Laurel man who shot at teens, injuring 3, gets 5 years in prison

Judge gives Powell, 21, a break on mandatory term

March 06, 2003|By Lisa Goldberg | Lisa Goldberg,SUN STAFF

A 21-year-old Laurel man who fired a gun loaded with hollow-point bullets into a crowd of teen-agers in Columbia last year, injuring three, was sentenced to five years in prison yesterday.

Saying he wanted to give Derek T. Powell a second chance, Judge Dennis M. Sweeney imposed a 25-year prison term, suspending all but five years - a mandatory sentence that, by law, must be served without parole - and placed him on three years' probation.

"It certainly was a senseless act," he said, before noting Powell's youth and lack of a criminal record.

The sentence "is a good baseline to see if Mr. Powell can reform his conduct after that time and get one more chance to prove himself," Sweeney said.

Sweeney, who heard the case instead of a jury, convicted Powell of 10 criminal counts in October - four each for felony assault and reckless endangerment, and two gun charges.

At his trial, Powell admitted that he went to the 10300 block of Daystar Court in Wilde Lake village May 14 with two friends to look for a young man with whom he had an earlier confrontation and fired five shots from a 9mm handgun out the front passenger window of a blue Lincoln.

But he also testified that he wanted only to scare the teen-agers, not hurt them.

Two teens, Ryan Fassett and Wendell Martinez, suffered bullet wounds to their legs. A third teen, Tanelle Mitchell, suffered a graze wound, according to testimony.

The man Powell apparently was looking for, Arnique Douglas, was not injured.

There was no provocation for the shooting, just a feeling that someone had shown him "disrespect," said prosecutor Brendan Clary, who asked Sweeney to impose a prison term above the five to nine years recommended by state sentencing guidelines.

"Although Mr. Powell certainly has expressed remorse ... someone who reacts the way he does with this set of facts has demonstrated, your honor, that he threatens the public safety," Clary said.
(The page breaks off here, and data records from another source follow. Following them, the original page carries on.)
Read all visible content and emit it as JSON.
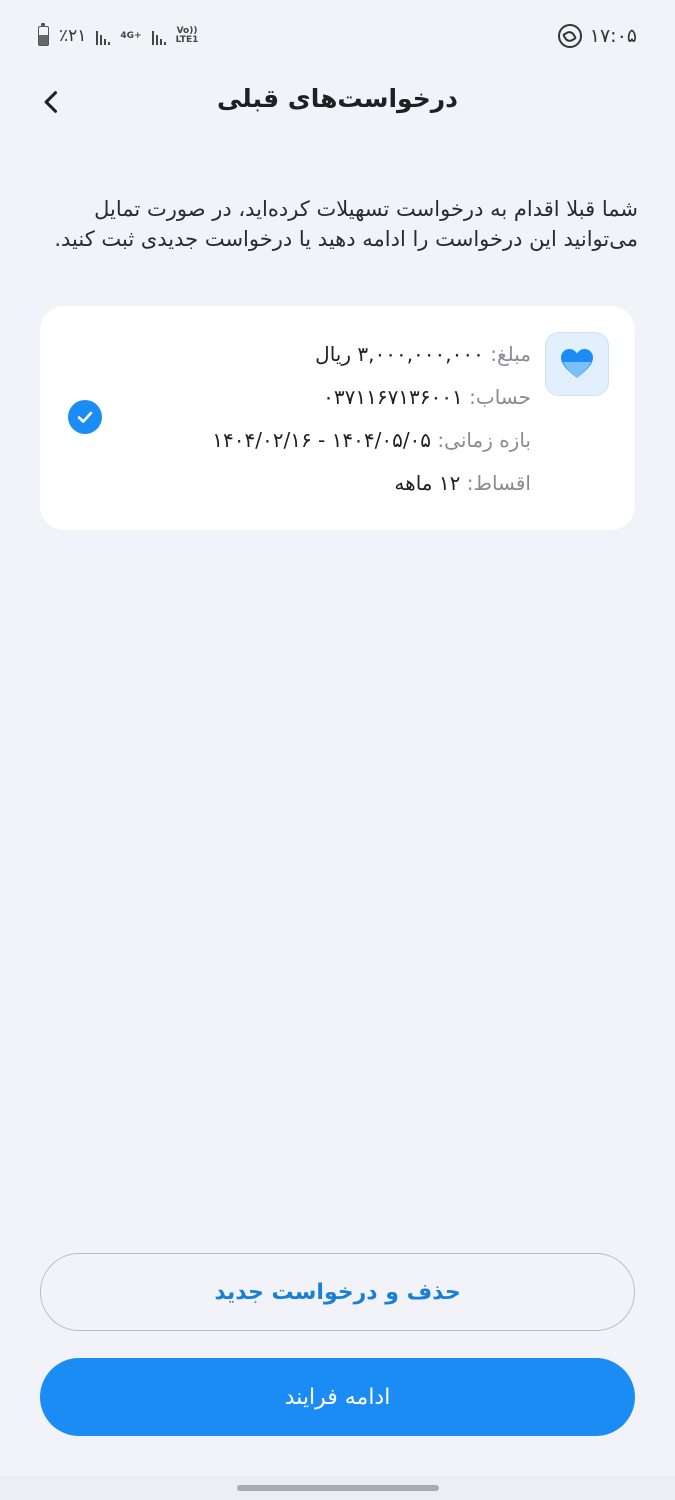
{
  "status_bar": {
    "time": "۱۷:۰۵",
    "battery": "٪۲۱",
    "network_a": "4G+",
    "network_b_top": "Vo))",
    "network_b_bottom": "LTE1"
  },
  "header": {
    "title": "درخواست‌های قبلی"
  },
  "description": "شما قبلا اقدام به درخواست تسهیلات کرده‌اید، در صورت تمایل می‌توانید این درخواست را ادامه دهید یا درخواست جدیدی ثبت کنید.",
  "request": {
    "amount_label": "مبلغ:",
    "amount_value": "۳,۰۰۰,۰۰۰,۰۰۰ ریال",
    "account_label": "حساب:",
    "account_value": "۰۳۷۱۱۶۷۱۳۶۰۰۱",
    "period_label": "بازه زمانی:",
    "period_value": "۱۴۰۴/۰۵/۰۵ - ۱۴۰۴/۰۲/۱۶",
    "installments_label": "اقساط:",
    "installments_value": "۱۲ ماهه",
    "selected": true
  },
  "actions": {
    "delete_label": "حذف و درخواست جدید",
    "continue_label": "ادامه فرایند"
  },
  "colors": {
    "accent": "#1a8cf4",
    "background": "#f2f3f8",
    "card": "#ffffff"
  },
  "icons": {
    "back": "chevron-left-icon",
    "card": "heart-icon",
    "selected": "check-circle-icon",
    "status": "whatsapp-icon"
  }
}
But Powell's lawyer, George Petros, said his client has learned from his mistake and changed his attitude.

"There's absolutely no doubt that Mr. Powell recognizes that his conduct was wrong, his thought process was wrong, his reaction was wrong," said Petros, who urged Sweeney "not to throw away the key yet."

Powell apologized to the victims yesterday, saying he knows he did "a wrongful thing."

"I just hope that everyone will be able to move on with their life," he said.

Powell was one of three people charged in the case but the only one convicted.

Teon Nicholson, who drove the Lincoln and testified during Powell's trial, was acquitted in November of being an accessory after the fact to the shooting. And prosecutors dropped charges against Nicholson's cousin and backseat passenger Phillip Nicholson, saying they could not prove that he was involved in "criminal conduct."